In the demo video presented at Google I/O, the assistant — through video and audio, rather than a chatbot interface — was able to help the user remember where they left their glasses, review code and answer questions about what a certain part of a speaker is called, when that speaker was shown on video.
Google said a truly useful chatbot needs to let users “talk to it naturally and without lag or delay.” The conversation in the demo video happened in real time, without lags. The demo followed OpenAI’s Monday showcase of a similar audio back-and-forth conversation with ChatGPT.

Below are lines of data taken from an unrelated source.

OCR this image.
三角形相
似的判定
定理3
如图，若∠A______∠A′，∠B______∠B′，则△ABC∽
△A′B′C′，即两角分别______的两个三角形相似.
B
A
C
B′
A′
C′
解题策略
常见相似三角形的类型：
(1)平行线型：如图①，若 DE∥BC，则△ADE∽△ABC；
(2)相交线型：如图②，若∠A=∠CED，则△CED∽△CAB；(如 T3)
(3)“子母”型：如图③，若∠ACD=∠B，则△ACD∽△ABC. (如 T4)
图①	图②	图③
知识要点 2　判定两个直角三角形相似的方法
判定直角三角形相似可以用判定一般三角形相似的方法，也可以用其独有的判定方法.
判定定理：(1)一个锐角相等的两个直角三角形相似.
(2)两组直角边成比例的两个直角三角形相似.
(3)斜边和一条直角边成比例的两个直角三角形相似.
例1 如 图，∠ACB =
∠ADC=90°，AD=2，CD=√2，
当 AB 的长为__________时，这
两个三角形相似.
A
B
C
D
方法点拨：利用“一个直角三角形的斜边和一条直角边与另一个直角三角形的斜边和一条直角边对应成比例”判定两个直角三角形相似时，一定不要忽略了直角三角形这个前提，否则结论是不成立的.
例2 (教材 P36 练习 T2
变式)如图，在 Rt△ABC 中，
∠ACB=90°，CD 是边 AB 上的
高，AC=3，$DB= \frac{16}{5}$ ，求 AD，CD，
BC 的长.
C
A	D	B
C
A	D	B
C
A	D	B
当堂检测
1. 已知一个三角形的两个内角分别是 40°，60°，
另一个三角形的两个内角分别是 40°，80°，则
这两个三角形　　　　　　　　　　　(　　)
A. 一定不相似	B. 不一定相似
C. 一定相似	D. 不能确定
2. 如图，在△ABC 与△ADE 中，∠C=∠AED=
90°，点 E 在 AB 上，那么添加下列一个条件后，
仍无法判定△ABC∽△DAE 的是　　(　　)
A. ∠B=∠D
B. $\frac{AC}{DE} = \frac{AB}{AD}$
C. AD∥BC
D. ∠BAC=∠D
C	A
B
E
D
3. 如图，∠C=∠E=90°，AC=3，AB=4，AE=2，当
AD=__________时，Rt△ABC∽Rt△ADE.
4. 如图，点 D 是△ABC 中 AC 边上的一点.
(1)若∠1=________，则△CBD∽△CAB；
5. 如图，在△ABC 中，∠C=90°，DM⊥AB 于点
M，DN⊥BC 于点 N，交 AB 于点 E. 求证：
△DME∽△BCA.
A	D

DeepMind CEO Demis Hassabis said onstage that “getting response time down to something conversational is a difficult engineering challenge.”
Pichai said he expects Project Astra to launch in Gemini later this year.
AI hardware
Google also announced Trillium, its sixth-generation TPU, or tensor processing unit — a piece of hardware integral to running complex AI operations — which is to be available to cloud customers in late 2024.
The TPUs aren’t meant to compete with other chips, like Nvidia’s graphics processing units. Pichai noted during I/O, for example, that Google Cloud will begin offering Nvidia’s Blackwell GPUs in early 2025.
Nvidia said in March that Google will be using the Blackwell platform for “various internal deployments and will be one of the first cloud providers to offer Blackwell-powered instances,” and that access to Nvidia’s systems will help Google offer large-scale tools for enterprise developers building large language models.
In his speech, Pichai highlighted Google’s “longstanding partnership with Nvidia.” The companies have been working together for more than a decade, and Pichai has said in the past that he expects them to still be doing so a decade from now.